Ils sont loin de se douter que ce nouveau conseiller national welsche, fils de tavernier, leur tiendra durant vingt-quatre?ans la dragée haute, par la vigueur de ses interventions, son autorité naturelle et surtout sa faconde de tribun. Un talent que tous les francophones du cénacle connaissent déjà et admirent: le «Delarage» a le mérite d’avoir conservé, sans afféterie, l’intonation bonhomme et franche des gens de La Côte. Elle donne à ses discours une force de conviction qui plaît beaucoup. Jusqu’à l’exécutif fédéral, qui lui confiera, entre autres, un mandat d’intérêt national: l’élaboration de deux atlas du pays (le Dufour et le Siegfried). Et une mission diplomatique délicate: il sera envoyé en 1868 à Poschiavo pour y négocier une rectification des frontières entre la Confédération et l’Etat italien naissant.

Projets essentiels

Si sa présence à Berne est prépondérante jusqu’en 1881, dans son canton d’origine, elle a été hégémonique, voire écrasante durant un lustre de plus! Avec ses vingt-neuf?années de «règne» au Conseil d’Etat, Louis-Henri Delarageaz y a brillé par sa longévité, mais aussi par des projets essentiels réalisés au fil de ses divers dicastères. De 1845 à 1862, puis de 1866 à 1878, il fait endiguer le Rhône, assainir l’Orbe et la Broye, ballaster les voies du premier chemin de fer de la Jougne. Il crée le Crédit Foncier, la Banque Cantonale Vaudoise, qu’il présidera, fait promulguer le code rural, l’assurance contre l’incendie, et l’on en passe.

Ennemi du centralisme

Au plan politique, il a été un des fers de lance les plus acérés du radicalisme. Il est, avec Druey, l’un des chefs de la Révolution vaudoise, et c’est d’ailleurs lui qui proclama, le 14 février 1845, l’avènement du Parti radical sur l’esplanade de Montbenon, à Lausanne. Mais il s’en distanciera avant la fin de sa carrière fédérale et de son interminable «royauté» cantonale. Fédéraliste enflammé, ennemi déclaré du centralisme, il se rapprochera de plus en plus des libéraux. Peut-être par réaction épidermique envers ses anciens séides désormais ralliés au panache dépoussiéré du plus jeune et plus prometteur Louis Ruchonnet (1834-1893), qui avait pourtant été son disciple…
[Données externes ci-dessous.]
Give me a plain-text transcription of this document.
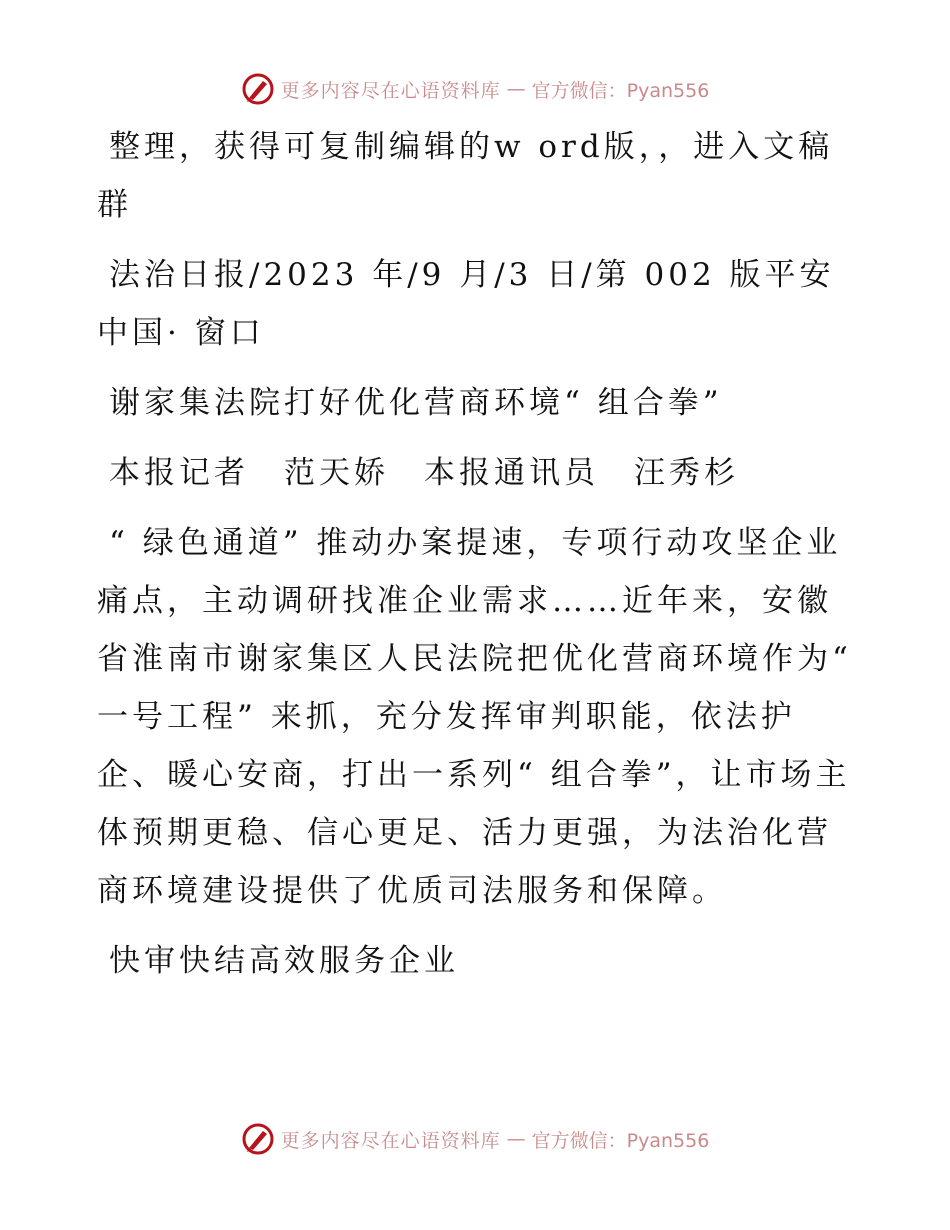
更多内容尽在心语资料库 — 官方微信：Pyan556

整理，获得可复制编辑的w ord版，，进入文稿群

法治日报/2023 年/9 月/3 日/第 002 版平安中国· 窗口

谢家集法院打好优化营商环境“ 组合拳”

本报记者　范天娇　本报通讯员　汪秀杉

“ 绿色通道” 推动办案提速，专项行动攻坚企业痛点，主动调研找准企业需求……近年来，安徽省淮南市谢家集区人民法院把优化营商环境作为“ 一号工程” 来抓，充分发挥审判职能，依法护企、暖心安商，打出一系列“ 组合拳”，让市场主体预期更稳、信心更足、活力更强，为法治化营商环境建设提供了优质司法服务和保障。

快审快结高效服务企业

更多内容尽在心语资料库 — 官方微信：Pyan556
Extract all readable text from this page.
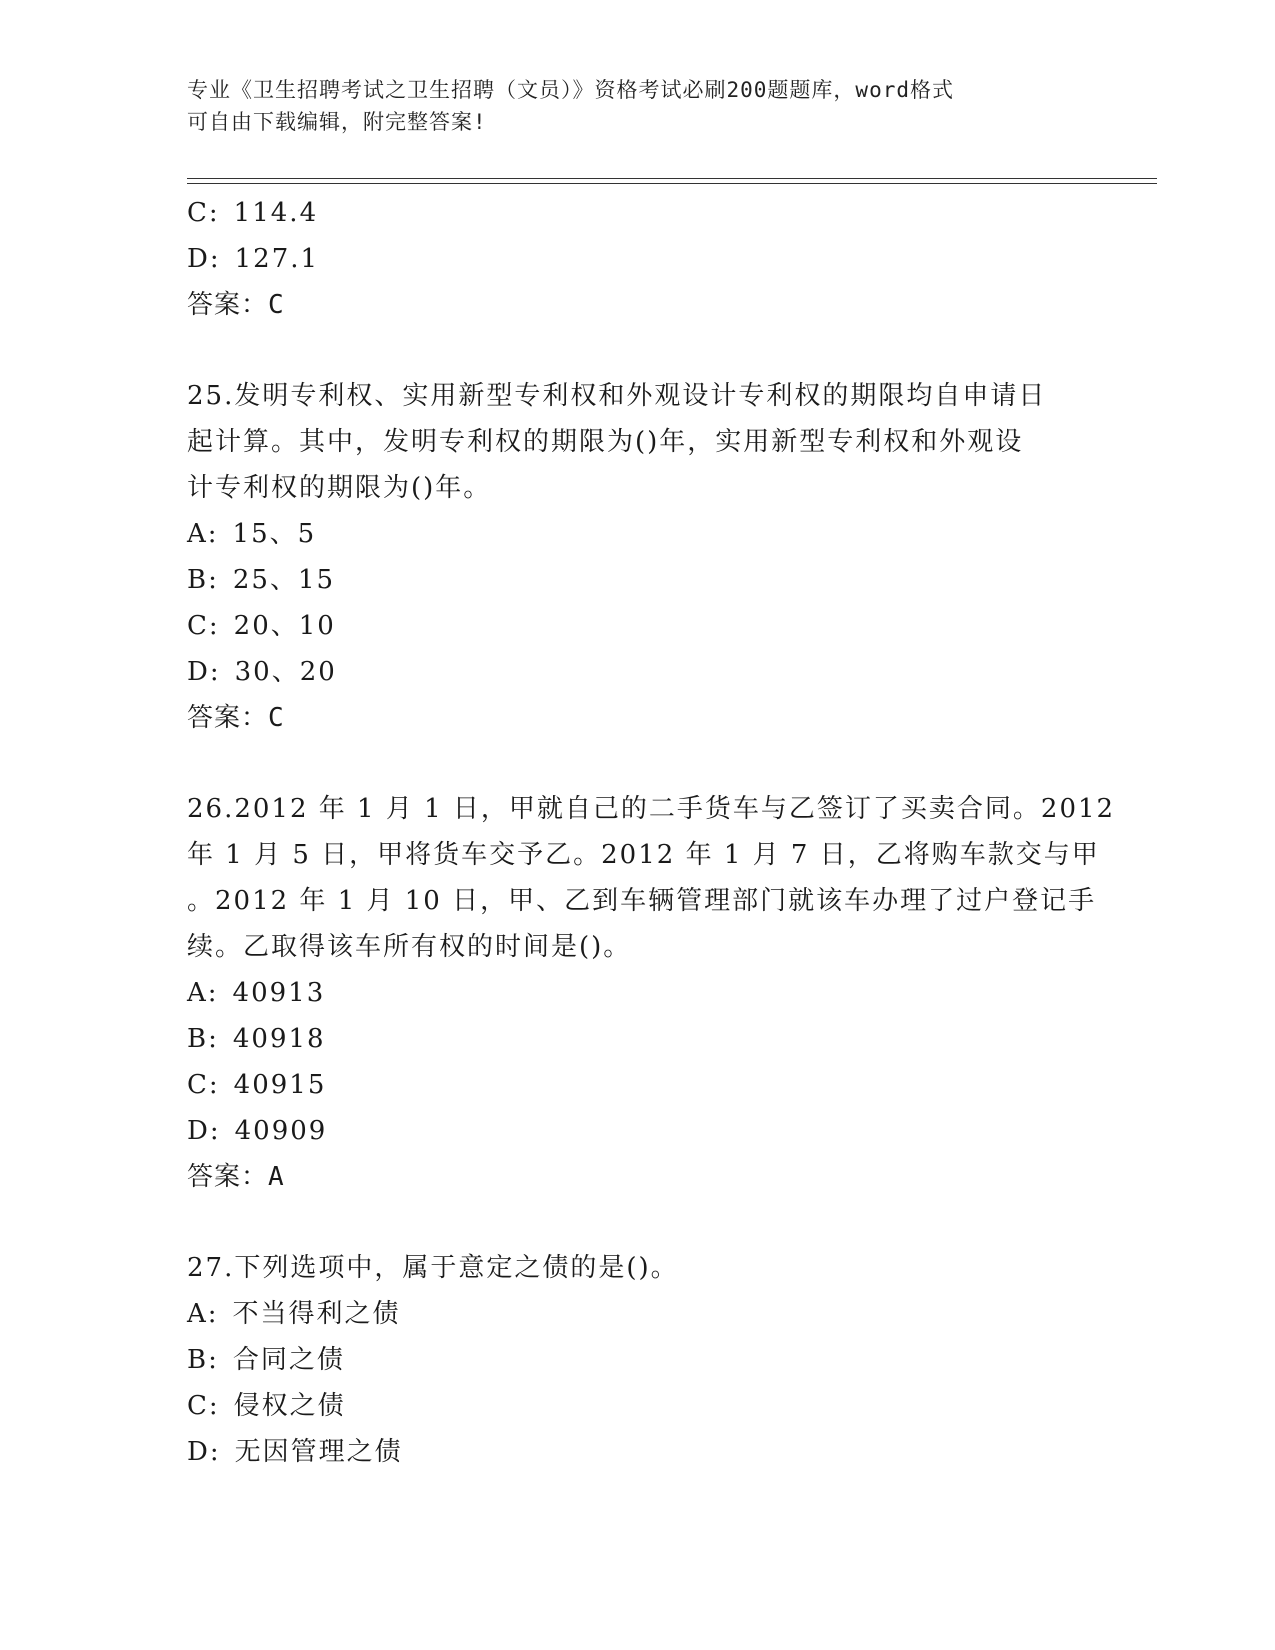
专业《卫生招聘考试之卫生招聘（文员）》资格考试必刷200题题库，word格式
可自由下载编辑，附完整答案!
C: 114.4
D: 127.1
答案：C
25.发明专利权、实用新型专利权和外观设计专利权的期限均自申请日
起计算。其中，发明专利权的期限为()年，实用新型专利权和外观设
计专利权的期限为()年。
A: 15、5
B: 25、15
C: 20、10
D: 30、20
答案：C
26.2012 年 1 月 1 日，甲就自己的二手货车与乙签订了买卖合同。2012
年 1 月 5 日，甲将货车交予乙。2012 年 1 月 7 日，乙将购车款交与甲
。2012 年 1 月 10 日，甲、乙到车辆管理部门就该车办理了过户登记手
续。乙取得该车所有权的时间是()。
A: 40913
B: 40918
C: 40915
D: 40909
答案：A
27.下列选项中，属于意定之债的是()。
A: 不当得利之债
B: 合同之债
C: 侵权之债
D: 无因管理之债
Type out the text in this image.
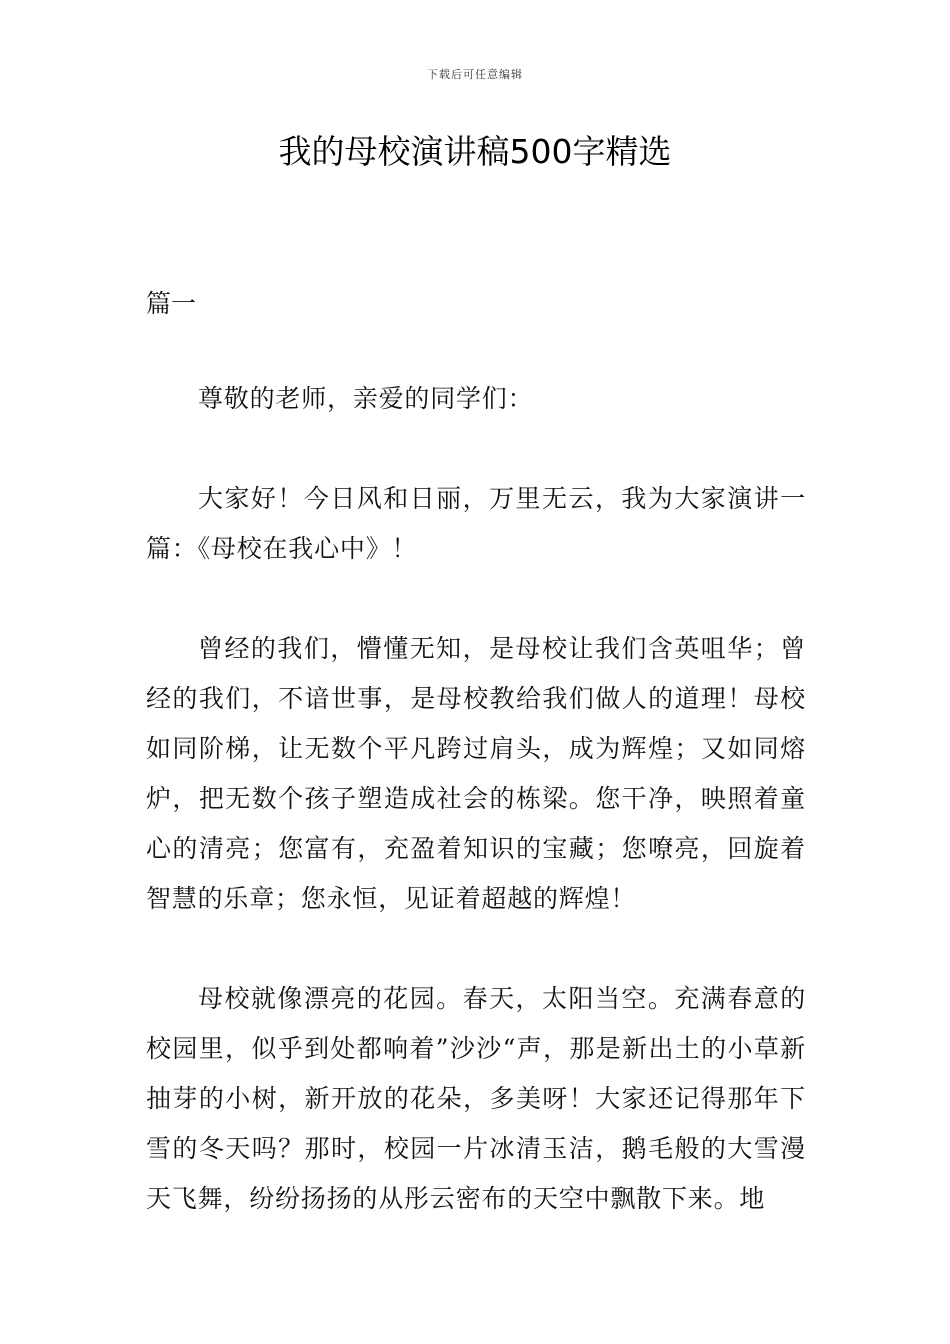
下载后可任意编辑
我的母校演讲稿500字精选
篇一

尊敬的老师，亲爱的同学们：

大家好！今日风和日丽，万里无云，我为大家演讲一篇：《母校在我心中》！

曾经的我们，懵懂无知，是母校让我们含英咀华；曾经的我们，不谙世事，是母校教给我们做人的道理！母校如同阶梯，让无数个平凡跨过肩头，成为辉煌；又如同熔炉，把无数个孩子塑造成社会的栋梁。您干净，映照着童心的清亮；您富有，充盈着知识的宝藏；您嘹亮，回旋着智慧的乐章；您永恒，见证着超越的辉煌！

母校就像漂亮的花园。春天，太阳当空。充满春意的校园里，似乎到处都响着”沙沙“声，那是新出土的小草新抽芽的小树，新开放的花朵，多美呀！大家还记得那年下雪的冬天吗？那时，校园一片冰清玉洁，鹅毛般的大雪漫天飞舞，纷纷扬扬的从彤云密布的天空中飘散下来。地
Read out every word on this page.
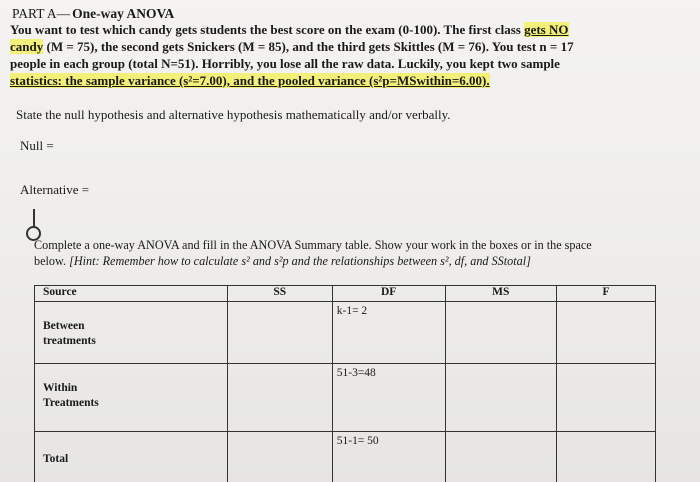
PART A— One-way ANOVA
You want to test which candy gets students the best score on the exam (0-100). The first class gets NO
candy (M = 75), the second gets Snickers (M = 85), and the third gets Skittles (M = 76). You test n = 17
people in each group (total N=51). Horribly, you lose all the raw data. Luckily, you kept two sample
statistics: the sample variance (s²=7.00), and the pooled variance (s²p=MSwithin=6.00).
State the null hypothesis and alternative hypothesis mathematically and/or verbally.
Null =
Alternative =
Complete a one-way ANOVA and fill in the ANOVA Summary table. Show your work in the boxes or in the space
below. [Hint: Remember how to calculate s² and s²p and the relationships between s², df, and SStotal]
Source	SS	DF	MS	F

Between
treatments		k-1= 2		

Within
Treatments		51-3=48		

Total		51-1= 50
Delarageaz décède le 14 mars 1891, dans sa propriété du Rionzi, à Préverenges. Une commune où il était né en 1807, d’un père député qui tenait l’Auberge de l’Etoile et possédait des biens immobiliers considérables jusqu’aux confins de Féchy, de Bougy, d’Echandens, de Romanel. Après lui avoir imposé une éducation très biblique, ses parents l’envoient au collège de Morges, où il avoue un goût prononcé pour la géographie. Le jeune Louis-Henri veut dès lors embrasser la noble carrière d’arpenteur. Mais sa passion de la lecture de textes politiques l’en déviera peu à peu. Il épluche méthodiquement la presse de son époque, et cette marotte le conduira un jour à devenir, en 1848, le propriétaire d’un journal influent: Le Nouvelliste vaudois, pour en faire l’organe du parti démocratique. En sa jeunesse, encore fébrilement intellectuelle, notre Rastignac de Préverenges fut (plus modérément) attiré par les idéologues communistes de France: il avait lu Gracchus Babeuf, et surtout Pierre-Joseph Proudhon, dont il devint un correspondant, voire un ami.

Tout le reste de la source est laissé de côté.